The plantar fascia is a thick layer of connective tissue that starts from the heel and continues to the underside of each toe. It provides support to the arch of the foot and serves as a shock absorber during activities that require extension of the toes (e.g., running, walking).
Plantar fasciitis, according to Harvard Medical School, is a painful inflammation of the plantar fascia caused by drastic or sudden increases in use, poor foot structure, and inappropriate running shoes, which can overload the plantar fascia, resulting in heel pain. Plantar fasciitis occurs when this band of tissue is overloaded or overstretched, causing small tears in the fibers of the fascia, especially where the fascia meets the heel bone.
Source: Harvard Medical School
How widespread is Plantar Fasciitis?
According to the study, about 10% of the United States population experiences bouts of heel pain, which results in 1 million visits per year to medical professionals for treatment of plantar fasciitis. The annual cost of treatment for plantar fasciitis is estimated to be between $192 and $376 million dollars.
Plantar fasciitis is most common between the ages of 40 and 60. However, it is also observed in younger people who spend more time on their feet, like athletes or soldiers.
What are the symptoms?
Plantar fasciitis symptoms can occur either gradually or suddenly. When they happen suddenly, they are felt during the first steps in the morning (called first-step pain). The symptoms can also appear as a sharp stab or deep ache in the middle of the heel or along the arch of the foot. That kind of pain usually disappears when walking around, but it may return later that day.
When the condition appears gradually, the heel pain lasts longer. This condition will cause you to shorten your running or walking distance. You may also start shifting your body weight towards the front of the foot, away from the heel.
What causes this problem?
Plantar fasciitis is associated with a lack of flexibility of the calf muscles and Achilles tendon as well as high-arched feet. This condition can be triggered by physical activities that overstretch the fascia, including intense sports training, running a long distance too fast and too soon, neglecting to stretch the calf muscles or just a change in running surface.
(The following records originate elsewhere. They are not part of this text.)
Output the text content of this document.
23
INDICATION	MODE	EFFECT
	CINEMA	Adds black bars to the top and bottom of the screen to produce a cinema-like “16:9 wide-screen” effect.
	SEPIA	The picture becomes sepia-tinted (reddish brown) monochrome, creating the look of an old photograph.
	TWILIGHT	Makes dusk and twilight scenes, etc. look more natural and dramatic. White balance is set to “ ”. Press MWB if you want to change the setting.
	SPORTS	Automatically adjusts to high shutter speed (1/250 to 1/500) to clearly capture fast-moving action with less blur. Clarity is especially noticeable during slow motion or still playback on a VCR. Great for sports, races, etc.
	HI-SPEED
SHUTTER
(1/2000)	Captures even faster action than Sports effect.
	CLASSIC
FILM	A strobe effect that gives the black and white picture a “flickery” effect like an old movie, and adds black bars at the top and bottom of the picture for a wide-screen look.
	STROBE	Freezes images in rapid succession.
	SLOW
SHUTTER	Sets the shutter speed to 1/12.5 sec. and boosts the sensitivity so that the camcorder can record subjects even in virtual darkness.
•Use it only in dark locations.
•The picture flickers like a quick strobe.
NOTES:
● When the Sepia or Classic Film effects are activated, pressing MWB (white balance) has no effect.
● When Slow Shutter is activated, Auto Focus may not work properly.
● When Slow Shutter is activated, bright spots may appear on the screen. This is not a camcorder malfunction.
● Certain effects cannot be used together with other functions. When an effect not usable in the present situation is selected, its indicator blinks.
It can also be caused by other activities like household tasks, increased hill work, and worn shoes. Even new, but poorly constructed, shoes with minimal heel cushioning and insufficient arch support or sole heel flexibility can contribute to the problem.
You can prevent plantar fasciitis by maintaining a healthy weight and by performing stretch and warm-up exercises before running or starting any sports activity. Stretching the plantar fascia in the morning before getting out of bed is recommended. It is also important to select shoes with good arch support and heel cushioning. Changing shoes to a new pair every 250-500 miles (400-800 km) is suggested as well. Constantly switching between two pairs of shoes seems to help some people, as the time period when the shoes are not used helps them to recover their cushioning to the effective level.
People who already have had plantar fasciitis could prevent it from returning by performing exercises that stretch the heel cord (also known as Achilles tendon) and plantar fascia.
After stressful athletic activities, an ice massage on the bottom of the foot could also prevent the condition. Runners who have plantar fasciitis may need to temporarily decrease their running. After a recovery period, activities may be resumed at their previous level of activity. However, before doing so, patients should consult with a physical therapist.
First of all, if you have significant foot or heel pain (especially if this pain makes it difficult for you to walk normally), call your doctor immediately. The first step in treatment of the condition is massaging your feet by rolling a golf or tennis ball under your foot. Then you need to apply ice by rolling a frozen bottle of water under your foot. After that first aid, it is crucial that you use proper footwear. Having proper arch support is very important; avoid walking around barefoot or in a flimsy shoe as this can delay recovery time. Most patients with plantar fasciitis recover with conservative treatments (including resting, icing the painful area, and stretching) after several months.
If this conservative treatment does not help, the doctor may recommend that you wear a night splint for 6 to 8 weeks. During sleep, the night splint keeps the patient’s foot in a neutral or slightly bent position to help maintain the natural stretch of the plantar fascia and heel cord. If the night splint does not work, the next treatment option may be to inject corticosteroid medication into the painful area or place your foot in a short leg cast for one to three months.
Plantar fasciitis patients may also be treated with shockwave therapy, in which the focused sound energy is applied to the sore heel. The shockwaves then irritate or injure the plantar fascia to encourage healing. However, according to Harvard Medical School, the overall benefit of this approach is uncertain.
If all the above listed methods fail, then the doctor may suggest plantar fascia surgery. However, this method is rarely used, and surgery is not always successful in eliminating the plantar fasciitis condition.